Nie jesteś zalogowany.
Witam wszystkich serdecznie. Chcialbym bardzo, ale to bardzo serdecznie podziekowac Markowi (Fotodrab) za bardzo cieple i serdeczne przyjecie, jak i pozegnanie w Australii. Marku jezeli to czytasz to wiedz ze ciezko jest teraz znalezc tak sympatycznego ,przemilego, pomocnego itd , itd faceta jak Ty. Pomogles nam bardzo juz dwa tygodnie przed naszym przyjazdem do Australii za co Ci bardzo dziekuje . Pokazales nam kawal Australii poswiecajac nam swoj czas. Przywitanie nas butelka wina w plenerze absolutnie nas zaskoczylo Nie wspomne o butelce Danielsa za ktorym nie przepadasz Marku jeszcze raz Ci bardzo serdecznie dziekujemy za pomoc i czas spedzony z nami . Mam nadzieje ze sie jeszcze spotkamy na Twoich lub moich terenach Slawek (Dinus )

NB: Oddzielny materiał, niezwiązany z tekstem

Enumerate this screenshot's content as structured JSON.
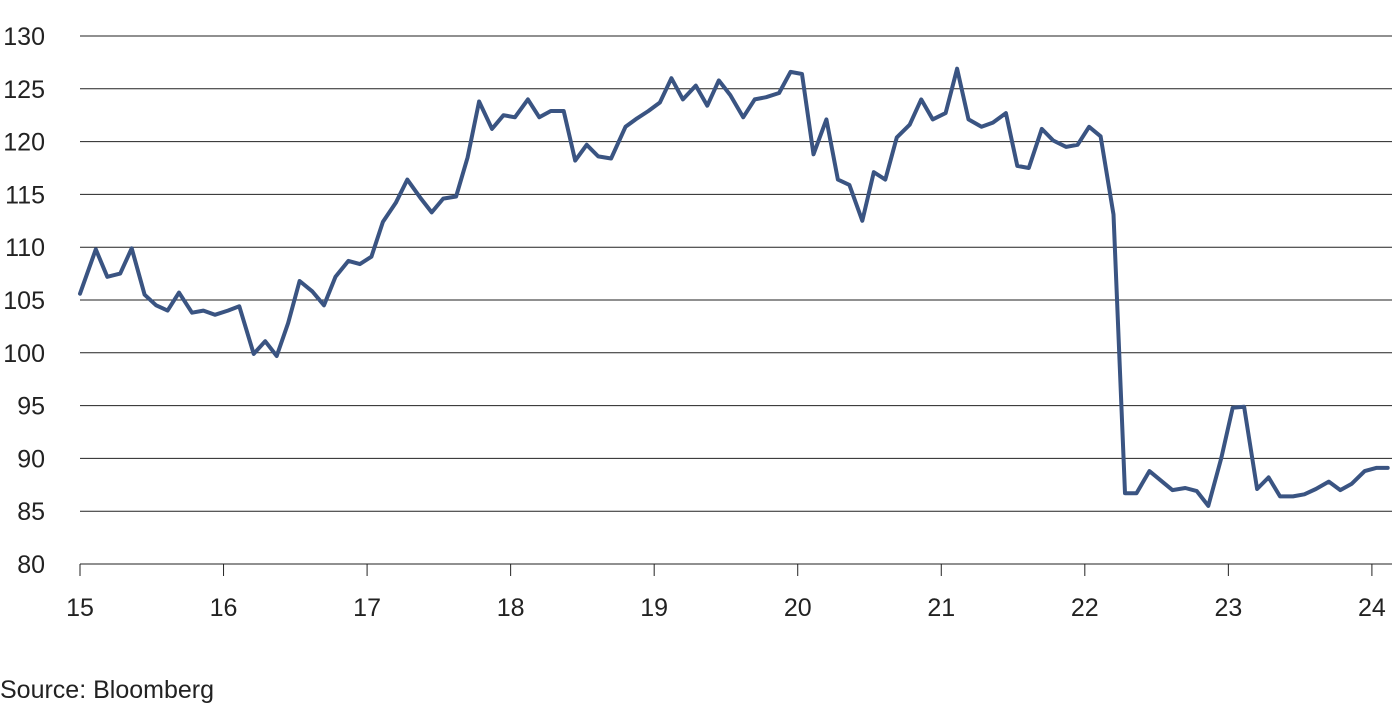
{
  "source_note": "Source: Bloomberg",
  "colors": {
    "line": "#3a5482",
    "grid": "#222222",
    "text": "#222222"
  },
  "chart_data": {
    "type": "line",
    "title": "",
    "xlabel": "",
    "ylabel": "",
    "ylim": [
      80,
      130
    ],
    "yticks": [
      80,
      85,
      90,
      95,
      100,
      105,
      110,
      115,
      120,
      125,
      130
    ],
    "xlim": [
      2015.0,
      2024.14
    ],
    "xticks": [
      {
        "value": 2015,
        "label": "15"
      },
      {
        "value": 2016,
        "label": "16"
      },
      {
        "value": 2017,
        "label": "17"
      },
      {
        "value": 2018,
        "label": "18"
      },
      {
        "value": 2019,
        "label": "19"
      },
      {
        "value": 2020,
        "label": "20"
      },
      {
        "value": 2021,
        "label": "21"
      },
      {
        "value": 2022,
        "label": "22"
      },
      {
        "value": 2023,
        "label": "23"
      },
      {
        "value": 2024,
        "label": "24"
      }
    ],
    "grid": true,
    "legend": "none",
    "series": [
      {
        "x": [
          2015.0,
          2015.11,
          2015.19,
          2015.28,
          2015.36,
          2015.45,
          2015.53,
          2015.61,
          2015.69,
          2015.78,
          2015.86,
          2015.94,
          2016.03,
          2016.11,
          2016.21,
          2016.29,
          2016.37,
          2016.45,
          2016.53,
          2016.62,
          2016.7,
          2016.78,
          2016.87,
          2016.95,
          2017.03,
          2017.11,
          2017.2,
          2017.28,
          2017.37,
          2017.45,
          2017.53,
          2017.62,
          2017.7,
          2017.78,
          2017.87,
          2017.95,
          2018.03,
          2018.12,
          2018.2,
          2018.28,
          2018.37,
          2018.45,
          2018.53,
          2018.61,
          2018.7,
          2018.8,
          2018.88,
          2018.96,
          2019.04,
          2019.12,
          2019.2,
          2019.29,
          2019.37,
          2019.45,
          2019.53,
          2019.62,
          2019.7,
          2019.78,
          2019.87,
          2019.95,
          2020.03,
          2020.11,
          2020.2,
          2020.28,
          2020.36,
          2020.45,
          2020.53,
          2020.61,
          2020.69,
          2020.78,
          2020.86,
          2020.94,
          2021.03,
          2021.11,
          2021.19,
          2021.28,
          2021.36,
          2021.45,
          2021.53,
          2021.61,
          2021.7,
          2021.78,
          2021.87,
          2021.95,
          2022.03,
          2022.11,
          2022.2,
          2022.28,
          2022.36,
          2022.45,
          2022.53,
          2022.61,
          2022.7,
          2022.78,
          2022.86,
          2022.95,
          2023.03,
          2023.11,
          2023.2,
          2023.28,
          2023.36,
          2023.45,
          2023.53,
          2023.61,
          2023.7,
          2023.78,
          2023.86,
          2023.95,
          2024.03,
          2024.11
        ],
        "y": [
          105.6,
          109.8,
          107.2,
          107.5,
          109.9,
          105.5,
          104.5,
          104.0,
          105.7,
          103.8,
          104.0,
          103.6,
          104.0,
          104.4,
          99.9,
          101.1,
          99.7,
          102.8,
          106.8,
          105.8,
          104.5,
          107.2,
          108.7,
          108.4,
          109.1,
          112.4,
          114.2,
          116.4,
          114.7,
          113.3,
          114.6,
          114.8,
          118.5,
          123.8,
          121.2,
          122.5,
          122.3,
          124.0,
          122.3,
          122.9,
          122.9,
          118.2,
          119.7,
          118.6,
          118.4,
          121.4,
          122.2,
          122.9,
          123.7,
          126.0,
          124.0,
          125.3,
          123.4,
          125.8,
          124.4,
          122.3,
          124.0,
          124.2,
          124.6,
          126.6,
          126.4,
          118.8,
          122.1,
          116.4,
          115.9,
          112.5,
          117.1,
          116.4,
          120.4,
          121.6,
          124.0,
          122.1,
          122.7,
          126.9,
          122.1,
          121.4,
          121.8,
          122.7,
          117.7,
          117.5,
          121.2,
          120.1,
          119.5,
          119.7,
          121.4,
          120.5,
          113.1,
          86.7,
          86.7,
          88.8,
          87.9,
          87.0,
          87.2,
          86.9,
          85.5,
          90.0,
          94.8,
          94.9,
          87.1,
          88.2,
          86.4,
          86.4,
          86.6,
          87.1,
          87.8,
          87.0,
          87.6,
          88.8,
          89.1,
          89.1
        ]
      }
    ]
  }
}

Serwus Slawku!Bardzo mi milo bylo Was poznac. Mam nadzieje, ze fajnie spedziliscie czas Downunder.
Szkoda, ze tak krotko, no i szkoda...no wiecie....no... jakby to ująć...no ten Jack Daniels )) W kazdym razie jestescie pierwsi, ktorzy w Barossa pili Jack Daniels, a nie lokalne wino
Mam nadzieje, ze to nie Wasz ostatni raz w Australii.